As Iowans began heading to their caucus sites, the Twittersphere lit up with predictions.  Two denizens of the New York Times’s website, Nate Silver and Justin Wolfers, made a bet on the outcome.  Wolfers, a professor of economics at the University of Pennsylvania (and a friend of mine from graduate school), backed Romney, who was favored on  The Intrade website allows political prognosticators to place bets by buying derivatives that can be redeemed for $10 if their predictions are correct; Romney was trading around $5 and up yesterday.
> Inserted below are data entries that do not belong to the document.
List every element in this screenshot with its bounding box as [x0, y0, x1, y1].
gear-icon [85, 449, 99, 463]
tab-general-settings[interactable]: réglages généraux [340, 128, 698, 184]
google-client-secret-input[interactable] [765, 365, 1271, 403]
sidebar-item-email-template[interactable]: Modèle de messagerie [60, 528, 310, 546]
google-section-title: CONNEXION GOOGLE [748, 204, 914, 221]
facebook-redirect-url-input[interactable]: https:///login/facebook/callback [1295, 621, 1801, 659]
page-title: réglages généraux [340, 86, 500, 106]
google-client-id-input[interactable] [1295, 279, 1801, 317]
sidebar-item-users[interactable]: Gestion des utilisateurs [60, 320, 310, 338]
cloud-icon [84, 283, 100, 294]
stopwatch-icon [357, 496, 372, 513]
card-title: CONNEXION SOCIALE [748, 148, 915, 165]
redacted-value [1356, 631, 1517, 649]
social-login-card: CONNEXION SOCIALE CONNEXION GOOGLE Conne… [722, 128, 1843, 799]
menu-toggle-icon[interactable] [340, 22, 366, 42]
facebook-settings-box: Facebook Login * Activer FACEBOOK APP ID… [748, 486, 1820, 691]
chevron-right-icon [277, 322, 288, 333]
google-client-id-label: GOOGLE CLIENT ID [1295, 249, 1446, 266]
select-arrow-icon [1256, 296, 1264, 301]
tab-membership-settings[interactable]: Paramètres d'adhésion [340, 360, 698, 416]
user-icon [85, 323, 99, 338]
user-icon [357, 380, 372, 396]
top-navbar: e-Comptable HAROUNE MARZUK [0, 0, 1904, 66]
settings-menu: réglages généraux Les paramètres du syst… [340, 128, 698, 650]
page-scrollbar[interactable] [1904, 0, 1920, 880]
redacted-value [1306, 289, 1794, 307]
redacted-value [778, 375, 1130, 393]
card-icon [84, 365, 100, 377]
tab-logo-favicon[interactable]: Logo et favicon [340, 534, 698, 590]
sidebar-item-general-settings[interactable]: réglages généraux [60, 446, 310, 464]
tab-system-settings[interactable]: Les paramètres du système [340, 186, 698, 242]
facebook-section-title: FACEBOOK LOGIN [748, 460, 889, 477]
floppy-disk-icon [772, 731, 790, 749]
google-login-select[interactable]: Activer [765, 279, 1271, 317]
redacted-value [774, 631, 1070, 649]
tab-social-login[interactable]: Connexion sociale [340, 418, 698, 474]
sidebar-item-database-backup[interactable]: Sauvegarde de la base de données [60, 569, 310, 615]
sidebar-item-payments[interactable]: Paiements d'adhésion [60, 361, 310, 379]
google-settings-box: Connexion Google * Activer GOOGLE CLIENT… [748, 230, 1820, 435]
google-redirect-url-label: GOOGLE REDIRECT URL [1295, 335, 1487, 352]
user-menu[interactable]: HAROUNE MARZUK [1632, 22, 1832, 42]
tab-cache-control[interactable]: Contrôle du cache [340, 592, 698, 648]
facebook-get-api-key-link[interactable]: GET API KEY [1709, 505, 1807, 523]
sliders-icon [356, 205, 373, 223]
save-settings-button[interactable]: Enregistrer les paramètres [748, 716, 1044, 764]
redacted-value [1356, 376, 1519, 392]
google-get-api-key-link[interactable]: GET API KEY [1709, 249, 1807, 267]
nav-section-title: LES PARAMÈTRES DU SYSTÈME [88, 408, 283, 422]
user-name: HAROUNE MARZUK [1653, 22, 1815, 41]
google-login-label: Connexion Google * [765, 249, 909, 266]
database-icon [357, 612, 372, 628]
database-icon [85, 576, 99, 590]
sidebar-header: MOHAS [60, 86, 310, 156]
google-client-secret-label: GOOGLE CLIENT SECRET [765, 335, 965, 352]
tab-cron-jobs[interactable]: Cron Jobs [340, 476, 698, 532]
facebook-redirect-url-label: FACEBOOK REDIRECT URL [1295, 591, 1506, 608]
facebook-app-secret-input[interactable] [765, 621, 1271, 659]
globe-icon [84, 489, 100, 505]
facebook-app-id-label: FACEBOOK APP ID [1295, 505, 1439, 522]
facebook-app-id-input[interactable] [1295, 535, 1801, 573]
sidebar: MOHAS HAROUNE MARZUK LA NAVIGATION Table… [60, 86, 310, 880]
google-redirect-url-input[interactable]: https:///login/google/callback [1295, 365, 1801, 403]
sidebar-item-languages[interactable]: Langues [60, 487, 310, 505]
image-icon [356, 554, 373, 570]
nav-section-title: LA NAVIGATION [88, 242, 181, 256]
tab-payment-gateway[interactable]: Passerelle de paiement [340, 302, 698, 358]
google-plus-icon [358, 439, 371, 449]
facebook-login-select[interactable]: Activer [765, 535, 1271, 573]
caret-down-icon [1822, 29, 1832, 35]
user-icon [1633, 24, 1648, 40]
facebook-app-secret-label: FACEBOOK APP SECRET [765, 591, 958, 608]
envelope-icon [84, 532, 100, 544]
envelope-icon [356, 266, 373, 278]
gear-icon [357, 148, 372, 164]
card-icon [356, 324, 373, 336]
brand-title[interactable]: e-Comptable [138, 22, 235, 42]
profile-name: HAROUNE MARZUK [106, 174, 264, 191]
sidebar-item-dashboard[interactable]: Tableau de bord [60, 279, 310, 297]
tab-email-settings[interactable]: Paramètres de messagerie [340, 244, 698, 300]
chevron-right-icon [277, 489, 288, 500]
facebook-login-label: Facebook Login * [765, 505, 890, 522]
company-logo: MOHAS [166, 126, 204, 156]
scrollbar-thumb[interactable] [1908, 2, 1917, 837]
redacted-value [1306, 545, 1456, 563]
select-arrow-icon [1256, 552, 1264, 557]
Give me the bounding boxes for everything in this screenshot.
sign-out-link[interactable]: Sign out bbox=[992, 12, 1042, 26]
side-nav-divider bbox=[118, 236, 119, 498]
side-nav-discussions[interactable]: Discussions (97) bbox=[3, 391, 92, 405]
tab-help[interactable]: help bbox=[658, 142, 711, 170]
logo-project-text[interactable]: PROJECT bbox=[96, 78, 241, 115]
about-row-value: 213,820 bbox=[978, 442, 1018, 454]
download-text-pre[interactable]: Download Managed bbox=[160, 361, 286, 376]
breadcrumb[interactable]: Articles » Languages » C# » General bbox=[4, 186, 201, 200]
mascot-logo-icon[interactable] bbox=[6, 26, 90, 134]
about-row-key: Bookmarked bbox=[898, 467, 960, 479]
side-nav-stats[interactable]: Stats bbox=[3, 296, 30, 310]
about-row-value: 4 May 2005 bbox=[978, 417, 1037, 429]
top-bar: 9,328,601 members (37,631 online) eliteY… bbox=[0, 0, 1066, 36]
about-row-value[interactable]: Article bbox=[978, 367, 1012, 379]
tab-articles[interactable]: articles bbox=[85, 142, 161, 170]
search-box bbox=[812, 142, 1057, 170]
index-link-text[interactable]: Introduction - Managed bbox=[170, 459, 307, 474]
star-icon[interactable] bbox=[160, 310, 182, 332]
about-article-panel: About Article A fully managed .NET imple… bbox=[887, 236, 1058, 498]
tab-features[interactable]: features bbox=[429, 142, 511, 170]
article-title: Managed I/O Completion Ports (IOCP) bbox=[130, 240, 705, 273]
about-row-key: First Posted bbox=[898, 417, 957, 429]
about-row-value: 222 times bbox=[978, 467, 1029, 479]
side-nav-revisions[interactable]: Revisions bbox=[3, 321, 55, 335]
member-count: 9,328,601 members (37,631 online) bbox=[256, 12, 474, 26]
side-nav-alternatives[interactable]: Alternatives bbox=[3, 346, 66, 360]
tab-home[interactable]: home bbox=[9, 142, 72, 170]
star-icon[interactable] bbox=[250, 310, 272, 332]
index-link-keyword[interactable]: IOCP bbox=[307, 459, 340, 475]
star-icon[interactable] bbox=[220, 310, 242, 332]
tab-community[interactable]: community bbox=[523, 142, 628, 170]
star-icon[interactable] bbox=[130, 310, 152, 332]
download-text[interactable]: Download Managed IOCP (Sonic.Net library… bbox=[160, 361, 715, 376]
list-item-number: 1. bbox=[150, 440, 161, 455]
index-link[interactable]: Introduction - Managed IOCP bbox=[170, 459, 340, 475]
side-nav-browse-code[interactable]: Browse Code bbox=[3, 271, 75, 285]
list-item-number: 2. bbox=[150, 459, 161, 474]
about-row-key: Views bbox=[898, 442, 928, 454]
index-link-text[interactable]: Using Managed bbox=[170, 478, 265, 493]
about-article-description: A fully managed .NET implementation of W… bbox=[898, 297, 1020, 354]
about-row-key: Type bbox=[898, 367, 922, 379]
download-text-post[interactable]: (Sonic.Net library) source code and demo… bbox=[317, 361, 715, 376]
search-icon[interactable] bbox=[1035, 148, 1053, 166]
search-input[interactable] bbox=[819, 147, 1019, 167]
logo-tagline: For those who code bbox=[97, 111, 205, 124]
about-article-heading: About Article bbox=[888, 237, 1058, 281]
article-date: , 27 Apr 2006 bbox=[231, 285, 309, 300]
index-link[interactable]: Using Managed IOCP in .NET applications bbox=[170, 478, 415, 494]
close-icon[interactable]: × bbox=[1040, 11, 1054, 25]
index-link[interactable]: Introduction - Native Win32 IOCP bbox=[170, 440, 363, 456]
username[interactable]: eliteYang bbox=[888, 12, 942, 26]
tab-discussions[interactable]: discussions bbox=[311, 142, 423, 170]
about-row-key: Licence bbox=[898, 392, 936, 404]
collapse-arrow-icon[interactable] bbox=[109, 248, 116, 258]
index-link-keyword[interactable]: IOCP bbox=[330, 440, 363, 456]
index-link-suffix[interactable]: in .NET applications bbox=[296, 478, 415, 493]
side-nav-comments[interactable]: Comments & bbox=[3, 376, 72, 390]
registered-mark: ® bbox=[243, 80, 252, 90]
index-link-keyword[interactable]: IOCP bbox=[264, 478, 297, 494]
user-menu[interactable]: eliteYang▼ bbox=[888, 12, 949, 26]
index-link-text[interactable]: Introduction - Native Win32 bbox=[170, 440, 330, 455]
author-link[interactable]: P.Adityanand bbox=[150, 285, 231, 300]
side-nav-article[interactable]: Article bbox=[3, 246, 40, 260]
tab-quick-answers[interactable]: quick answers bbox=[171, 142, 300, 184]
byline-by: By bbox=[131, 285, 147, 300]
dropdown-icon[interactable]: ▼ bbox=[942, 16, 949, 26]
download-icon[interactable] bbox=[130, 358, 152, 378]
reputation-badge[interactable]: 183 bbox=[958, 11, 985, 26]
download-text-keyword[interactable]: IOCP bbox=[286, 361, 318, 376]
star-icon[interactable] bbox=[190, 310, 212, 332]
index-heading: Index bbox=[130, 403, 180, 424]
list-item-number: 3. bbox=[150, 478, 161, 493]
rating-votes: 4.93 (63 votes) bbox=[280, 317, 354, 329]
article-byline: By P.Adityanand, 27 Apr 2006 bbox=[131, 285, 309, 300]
Silver, a blogger who made his name with baseball statistics and a spot-on prediction of the 2008 presidential election, chose Santorum using a statistical model that suggested he had “momentum” coming into Iowa.

I don’t know whether Silver used momentum, which he defines as “the trajectory of each candidate’s polling”, to make his 2008 predictions, but I think it leaves him open to major-league errors.  To understand why, think about what momentum means in the physical world.  If I ask you whether a baseball traveling through the air at 90 miles per hour is likely to stop in the next second, you’ll probably say no – its momentum will carry it forward.  But what happens if the baseball hits a brick wall?  You wouldn’t even know the brick wall was there unless you took into account all the information that might logically affect the path of the ball, not just the ball’s behavior in the past.  In other words, if you base your predictions on extrapolation, you may be ignoring important facts that can affect the future.  The same can happen in politics, economics, and any number of other fields.

As long as there are no brick walls, Silver’s models may work just fine.  But I’m worried that his models are based too much on the numbers he’s already seen and not enough on the underlying processes that will determine political outcomes.  The Intrade market isn’t constrained the way his models are, because investors can take into account every bit of information that may affect an election.  No mathematical model can do that.

Reliance on models to assess risk was one of the things that brought Wall Street to its knees a few years ago.  People could see that the big banks were taking on unhealthy amounts of debt, but the banks kept trading as long as their risk models didn’t raise any red flags.  The problem was that the models didn’t even account for the kinds of events that would unfold as subprime mortgages went sour.

When I make forecasts (as I did in my book Outrageous Fortunes, whose paperback edition is out this week!), I try to look deep below the streams of numbers to see the tectonic plates that are shifting under the surfaces of the world’s economies.  Then I use logic to predict how those forces will collide.  I still use models to help identify these forces, but I’m convinced that depending on them completely is a recipe for failure.  The world is changing every minute, and there’s no model that can keep up.